Mark 12:38-44maxresdefault

Jesus denounces using religion to advance one’s status, or taking advantage of others (12:38-40). As Jesus sees a widow place two coins (worth a penny) into the treasury as her gift to God, he calls his disciples and tells them: the poor widow had given more than everyone, because she gave out of her poverty, rather than her abundance.

The Outsiders

We love to root for the underdog. We cheer when the “already-written-off” team comes from behind to win it all. That’s good. In fact, that’s godly! Today’s readings tell us why.

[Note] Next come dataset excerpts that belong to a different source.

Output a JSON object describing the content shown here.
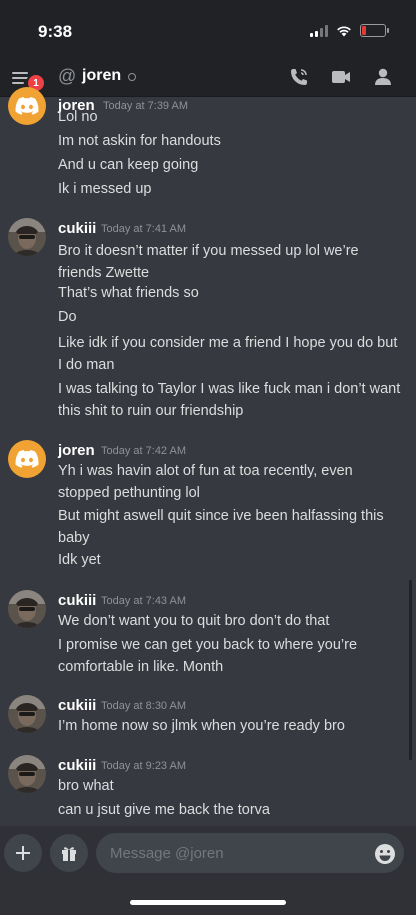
{
  "status_bar": {
    "time": "9:38"
  },
  "header": {
    "badge_count": "1",
    "at_sign": "@",
    "channel_name": "joren"
  },
  "messages": [
    {
      "author": "joren",
      "time": "Today at 7:39 AM",
      "avatar": "discord-logo",
      "lines": [
        "Lol no",
        "Im not askin for handouts",
        "And u can keep going",
        "Ik i messed up"
      ]
    },
    {
      "author": "cukiii",
      "time": "Today at 7:41 AM",
      "avatar": "user-photo",
      "lines": [
        "Bro it doesn’t matter if you messed up lol we’re friends Zwette",
        "That’s what friends so",
        "Do",
        "Like idk if you consider me a friend I hope you do but I do man",
        "I was talking to Taylor I was like fuck man i don’t want this shit to ruin our friendship"
      ]
    },
    {
      "author": "joren",
      "time": "Today at 7:42 AM",
      "avatar": "discord-logo",
      "lines": [
        "Yh i was havin alot of fun at toa recently, even stopped pethunting lol",
        "But might aswell quit since ive been halfassing this baby",
        "Idk yet"
      ]
    },
    {
      "author": "cukiii",
      "time": "Today at 7:43 AM",
      "avatar": "user-photo",
      "lines": [
        "We don’t want you to quit bro don’t do that",
        "I promise we can get you back to where you’re comfortable in like. Month"
      ]
    },
    {
      "author": "cukiii",
      "time": "Today at 8:30 AM",
      "avatar": "user-photo",
      "lines": [
        "I’m home now so jlmk when you’re ready bro"
      ]
    },
    {
      "author": "cukiii",
      "time": "Today at 9:23 AM",
      "avatar": "user-photo",
      "lines": [
        "bro what",
        "can u jsut give me back the torva"
      ]
    }
  ],
  "composer": {
    "placeholder": "Message @joren"
  },
  "colors": {
    "background": "#36393f",
    "header": "#202225",
    "discord_avatar": "#f0a232",
    "badge": "#ed4245"
  }
}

In the Book of Ruth, we learn Naomi is a three-time loser in the eyes of her society. She has lost her husband and her two sons. Society has written her off. However, God has a different plan. Through Ruth’s marriage and resulting son, Naomi once again has access to the resources of her late husband’s property. Because of God’s faithfulness, Naomi beats the odds.

God’s scale of economy favors the outsiders. Jesus is unimpressed with “important” people, or their wealth. However, the penny of an elderly, destitute widow is a gift so rich, he calls his disciples together and asks them to pay attention to what she has done.

When we feel that life has written us off, that we are losing and can’t find our way back, remember: God loves the underdog!

Prayer for Twenty-fourth Sunday after Pentecost – Almighty God, remind me that I am Your child and give me hope that I will one day be made like You, victorious over sin and alive in Your presence for eternity; through Jesus Christ, Amen.